= Paul B. Szanto =

American physician

Paul B. Szanto (1905 in Budapest, Hungary – February 6, 1989 in Chicago, Illinois, United States) was a Hungarian-born Jewish pathologist who spent most of his career in Chicago. Szanto's wartime service was covered in Michael J. Lepore's book Life of the Clinician. Szanto was one of the pioneering researchers at the Hektoen Institute.

Szanto was born in Budapest, Hungary in 1905. Due to discrimination against Jews, he travelled to Vienna to attend medical school, where he met his wife Amalia Szanto. He completed his medical degree in 1929 and did his residency in both Berlin and Vienna. He fled Austria with his wife and small son, Philip, six weeks after the Nazi Anschluss.

Szanto was the head of the Pathology Department at Cook County Hospital for 26 years. At the time it was the largest pathology department in the world.
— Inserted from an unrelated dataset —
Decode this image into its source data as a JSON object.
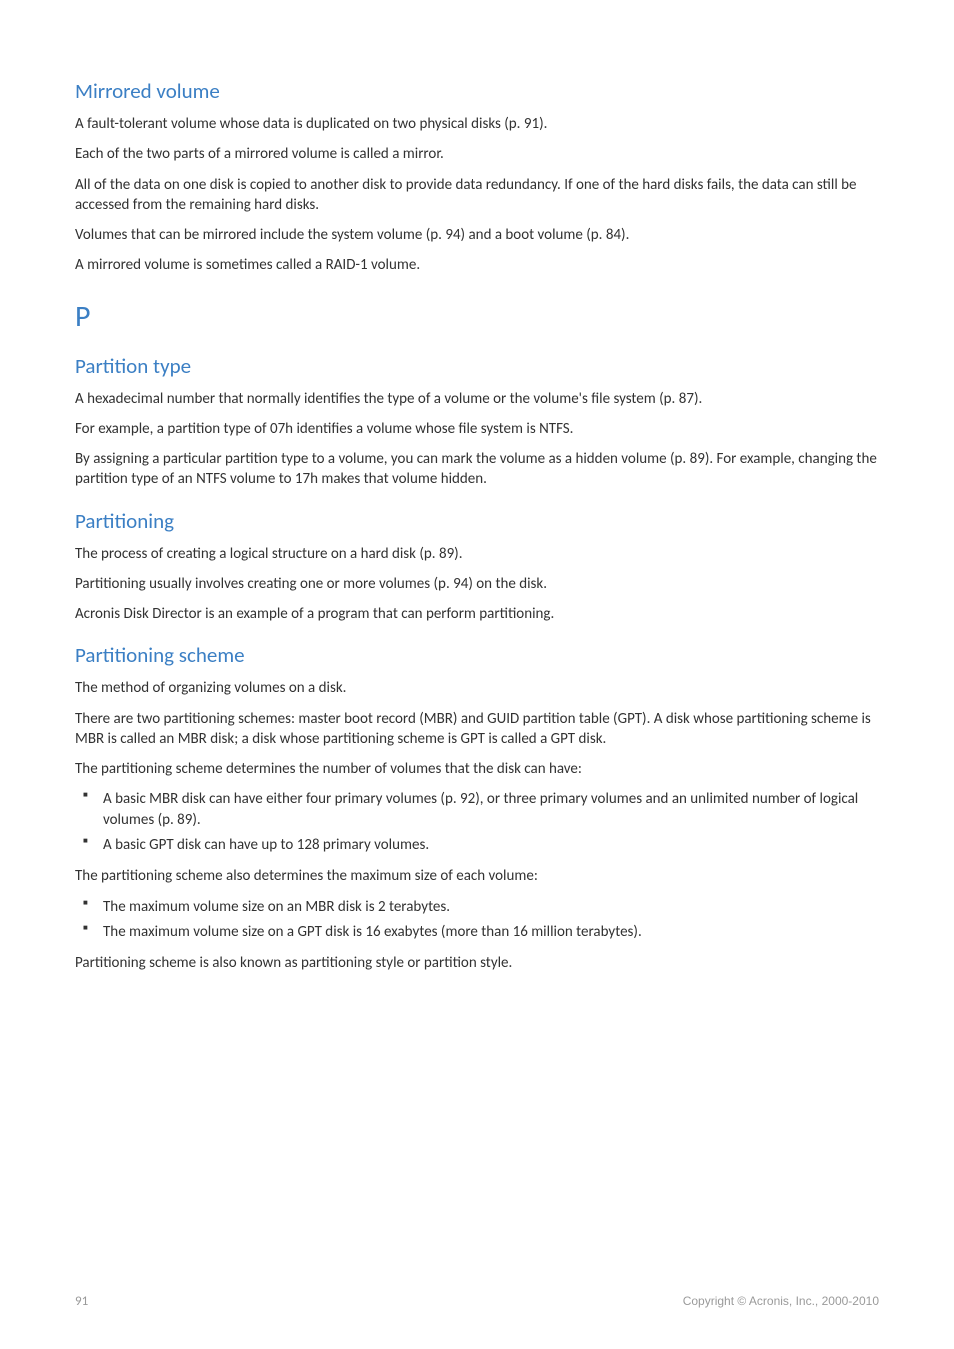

Paul Szanto was also head of pathology at the Chicago Medical School. Szanto authored more than 200 articles in medical journals and won numerous awards for his teaching and research. Szanto was one of the leading liver pathologists in the world and helped identify the mechanism that leads to hepatocellular carcinoma in alcoholics.

Szanto was also a major force behind the Chicago Medical School's growth and expansion. Paul Szanto's wife, Amalia, died in 1979. Szanto married Harriet Mazel Szanto in 1983. Both of his sons, Philip and Martin, followed his footsteps into medicine.

His grandson, Michael J. Szanto, is a foreign policy expert.